L. C. TYLER – The Herring Seller’s Apprentice. Ethelred & Elsie #1. Pan Macmillan, UK, trade paperbark, 2007. Felony & Mayhem, US, trade paperback, April 2009.

   I reviewed The Herring in the Library, #3 in series, back in November. I liked it so much that I did something I don’t always manage to do. I found a copy of Ethelred and Elise’s first appearance and read it as well.

   From the earlier review, let me borrow the first paragraph and get the introductions out of the way first:

   “Ethelred is Ethelred Tressider, a second-rate if not third-rate mystery writer, while Elsie Thirkettle is his literary agent, for better or worse. Their relationship is a rocky one, at least from looking at it from the outside. Elsie is always putting him and his ambitions down, for example, in hilarious fashion, but if there was any animosity between them, why would she stick with him, through thick and thin, as they say, if there were?”

   Since The Herring Seller’s Apprentice is the true introduction to the characters, they haev’t settled into their roles as solidly as they were in Book #3. In fact, I’m not at all sure that Tyler was completely firm himself as to where future stories were going to go. (There are now eight of them.)

   Also what makes Book #1 rather different than the later one is that it’s Ethelred’s former wife who’s gone missing and is shortly thereafter declared dead.
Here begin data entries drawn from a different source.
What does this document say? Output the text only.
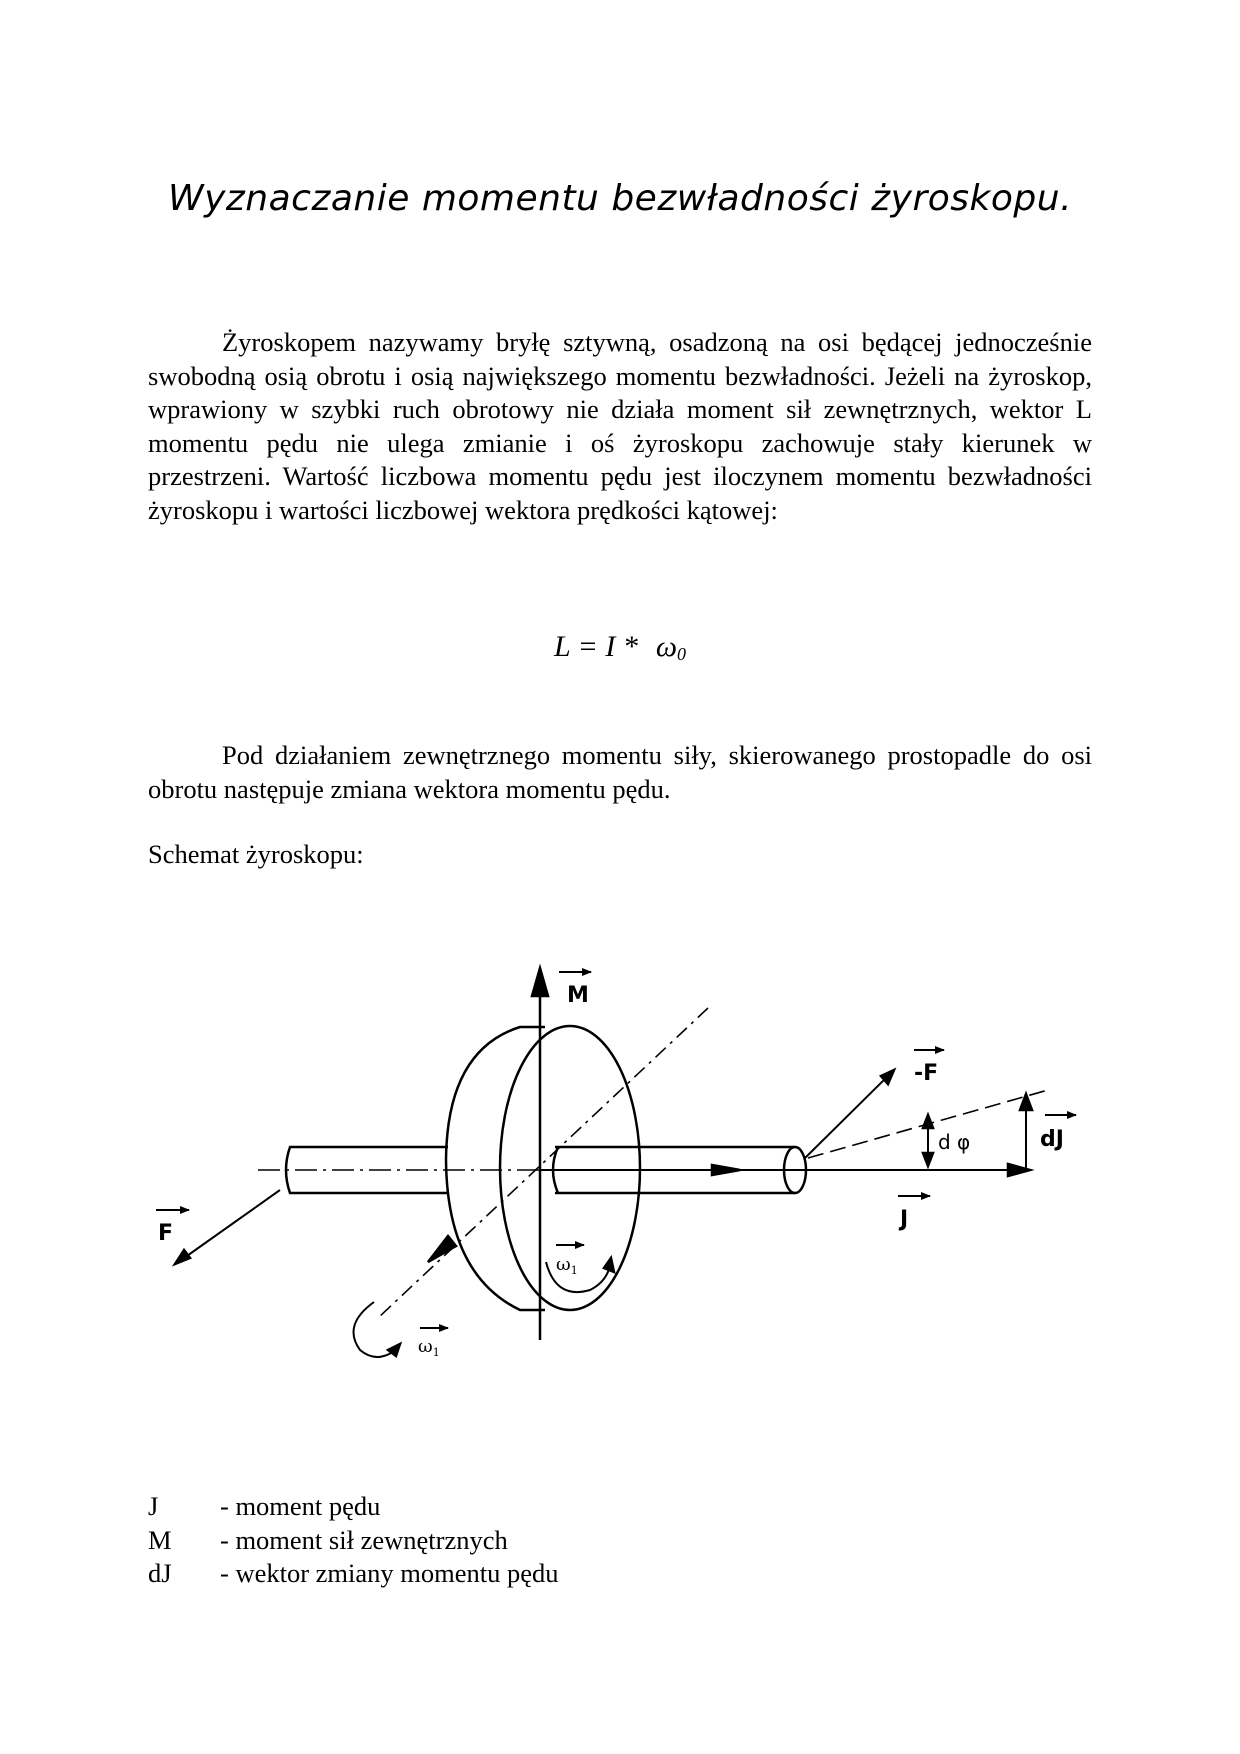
Wyznaczanie momentu bezwładności żyroskopu.

Żyroskopem nazywamy bryłę sztywną, osadzoną na osi będącej jednocześnie swobodną osią obrotu i osią największego momentu bezwładności. Jeżeli na żyroskop, wprawiony w szybki ruch obrotowy nie działa moment sił zewnętrznych, wektor L momentu pędu nie ulega zmianie i oś żyroskopu zachowuje stały kierunek w przestrzeni. Wartość liczbowa momentu pędu jest iloczynem momentu bezwładności żyroskopu i wartości liczbowej wektora prędkości kątowej:

$L = I * \omega_0$

Pod działaniem zewnętrznego momentu siły, skierowanego prostopadle do osi obrotu następuje zmiana wektora momentu pędu.

Schemat żyroskopu:
M
-F
F
dJ
J
d φ
$\omega_1$
$\omega_1$
J	- moment pędu
M	- moment sił zewnętrznych
dJ	- wektor zmiany momentu pędu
Although the police are suspicious of him, he has a solid alibi: he was in France at the time of the murder. He conducts his own investigate independently from the police, but Elsie thinks he’s acting strangely about it and begins her own.
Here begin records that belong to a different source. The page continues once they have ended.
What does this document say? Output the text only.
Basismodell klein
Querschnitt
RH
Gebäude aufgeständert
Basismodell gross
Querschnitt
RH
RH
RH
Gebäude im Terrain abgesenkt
   Hence the title. As a mystery writer Ethelred is the Herring Seller. Elsie is his Apprentice. When she takes over the narration, the font changes, a fact which is both helpful and unusual enough, perhaps, that she even points out the fact to the reader, a protocol not often found in other works of mystery fiction, old or new.

   A quote on the cover calls the book “A classic detective novel.” Well, yes and no. It follows the format of he traditional mystery story, but it pushes its boundaries every inch of the way. This is a statement that includes the ending, which concludes but yet does not end. I will have to read Book #2 in the series, Ten Little Herrings (2009) to see where Tyler takes his characters from here.

   This is a book you have to read carefully. I believe that every word that’s spoken was truthfully stated, including my own, and yet Tyler manages to have at least one big surprise up his sleeve. It’s also not as laugh-out-loud funny as Book #3 is, but the humor is there. That Ethelred is so closely involved may explain this one is a notch more serious in tone.

   That’s all for now. On to Book #2!